A new era of groundwater regulation in Sonoma County is set to begin next month, with fees assessed on farmers, businesses and rural residents.

They won't have to pay those fees for at least three years, because major municipal water users will foot part of the bill over that initial period. Sonoma County and Sonoma Water will provide a contribution through 2022 of up to $240,000 yearly to offset the fees of residential, agricultural, school and other groundwater users.

The Santa Rosa Plain Groundwater Sustainability Agency unanimously approved a plan Thursday to assess a fee of $19.90 per acre-foot of groundwater use — about 326,000 gallons — from the Santa Rosa Plain groundwater basin for three years.

The money will go to cover agency operations and development of the sustainability plan. The area groundwater agency already has received a $1 million grant from the state for its operations, and will charge the major municipal users a combined total of $101,885 a year to make up the rest of its budget. At the high end, Santa Rosa will contribute $31,800 a year to the agency, while the much smaller town of Windsor will kick in a mere $995 per year.

Under a state law passed in 2014 and intended to mitigate the effects of drought, medium- and high-priority groundwater basins are required to establish agencies to create and manage groundwater sustainability plans.

Locally, another wrinkle is that Sebastopol has not yet joined the area groundwater agency, since its membership is awaiting City Council approval. It will pay $19,977 in fees whether or not it joins. If it does join, Sebastopol will have to pay an extra $23,800 annually for three years.

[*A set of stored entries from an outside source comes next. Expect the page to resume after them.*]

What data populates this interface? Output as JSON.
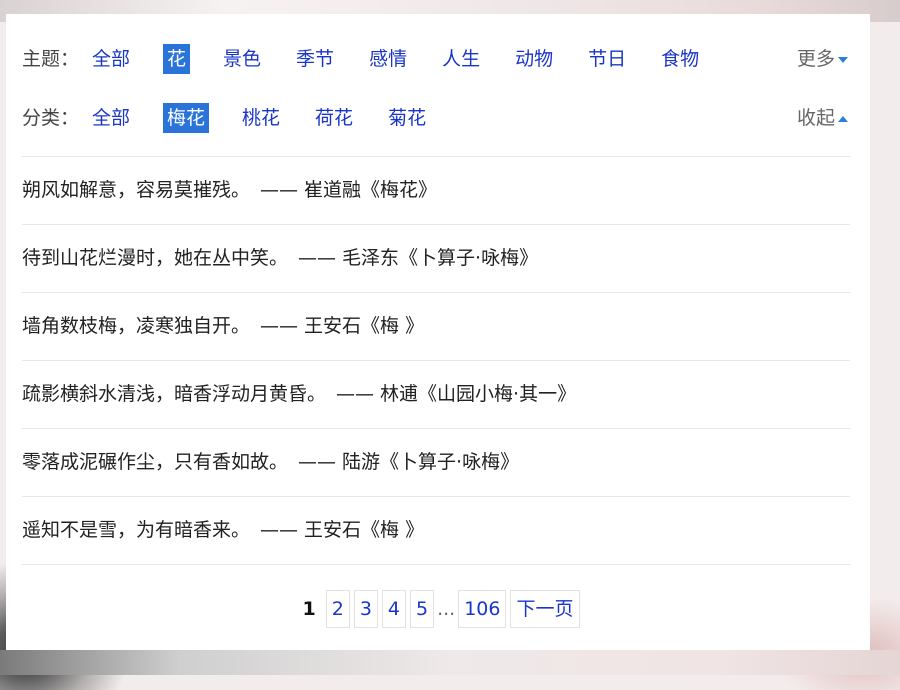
{
  "filters": {
    "theme": {
      "label": "主题：",
      "items": [
        "全部",
        "花",
        "景色",
        "季节",
        "感情",
        "人生",
        "动物",
        "节日",
        "食物"
      ],
      "active_index": 1,
      "toggle_label": "更多"
    },
    "category": {
      "label": "分类：",
      "items": [
        "全部",
        "梅花",
        "桃花",
        "荷花",
        "菊花"
      ],
      "active_index": 1,
      "toggle_label": "收起"
    }
  },
  "poems": [
    {
      "line": "朔风如解意，容易莫摧残。",
      "dash": "——",
      "author": "崔道融",
      "title": "《梅花》"
    },
    {
      "line": "待到山花烂漫时，她在丛中笑。",
      "dash": "——",
      "author": "毛泽东",
      "title": "《卜算子·咏梅》"
    },
    {
      "line": "墙角数枝梅，凌寒独自开。",
      "dash": "——",
      "author": "王安石",
      "title": "《梅 》"
    },
    {
      "line": "疏影横斜水清浅，暗香浮动月黄昏。",
      "dash": "——",
      "author": "林逋",
      "title": "《山园小梅·其一》"
    },
    {
      "line": "零落成泥碾作尘，只有香如故。",
      "dash": "——",
      "author": "陆游",
      "title": "《卜算子·咏梅》"
    },
    {
      "line": "遥知不是雪，为有暗香来。",
      "dash": "——",
      "author": "王安石",
      "title": "《梅 》"
    }
  ],
  "pagination": {
    "current": "1",
    "pages": [
      "2",
      "3",
      "4",
      "5"
    ],
    "ellipsis": "...",
    "last": "106",
    "next_label": "下一页"
  }
}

The plan approved has generated pushback from rural groundwater users, who contend costs should be redistributed to fall heavier on large users like wine grape vineyards.

Although individual users don't have to pay for three years, the agency set fees at $19.90 per acre-foot for large groundwater users like vineyards. The fees for urban well users were set at $1.99 a year, and $9.95 annually for rural residential landowners based on a calculation of average water usage equal to about 446 gallons a day.

Some rural residents have argued that's far too high. Douglas Emery, a resident of unincorporated Sebastopol and frequent public commenter at agency meetings, said he couldn't understand where the estimate came from.

'It's not correct and it's not reasonable,' Emery said.

The groundwater agency will commission another study to reassess what fees will be levied on groundwater users before passing a new fee plan after the initial three years, Administrator Andy Rodgers said.

'I know that the actions that we took today are going to allow us to bring something forward in a much more measured and thoughtful way. It's going to give us more time,' Rodgers said.

Lynda Hopkins, a Sonoma County supervisor and chairwoman of the groundwater agency, agreed that concerns raised by the public will be addressed by the time the next fee plan is instituted.

'We had some passionate public commenters, but they were really talking about the need to refine fees and data going forward, which we're very much going to be doing,' she said.

In the meantime, the agency will ask rural users to voluntarily provide additional information about how much water is used at each rural property.

Editor's note: An earlier version of this story provided incorrect information about who will pay the groundwater fees and how they will be applied.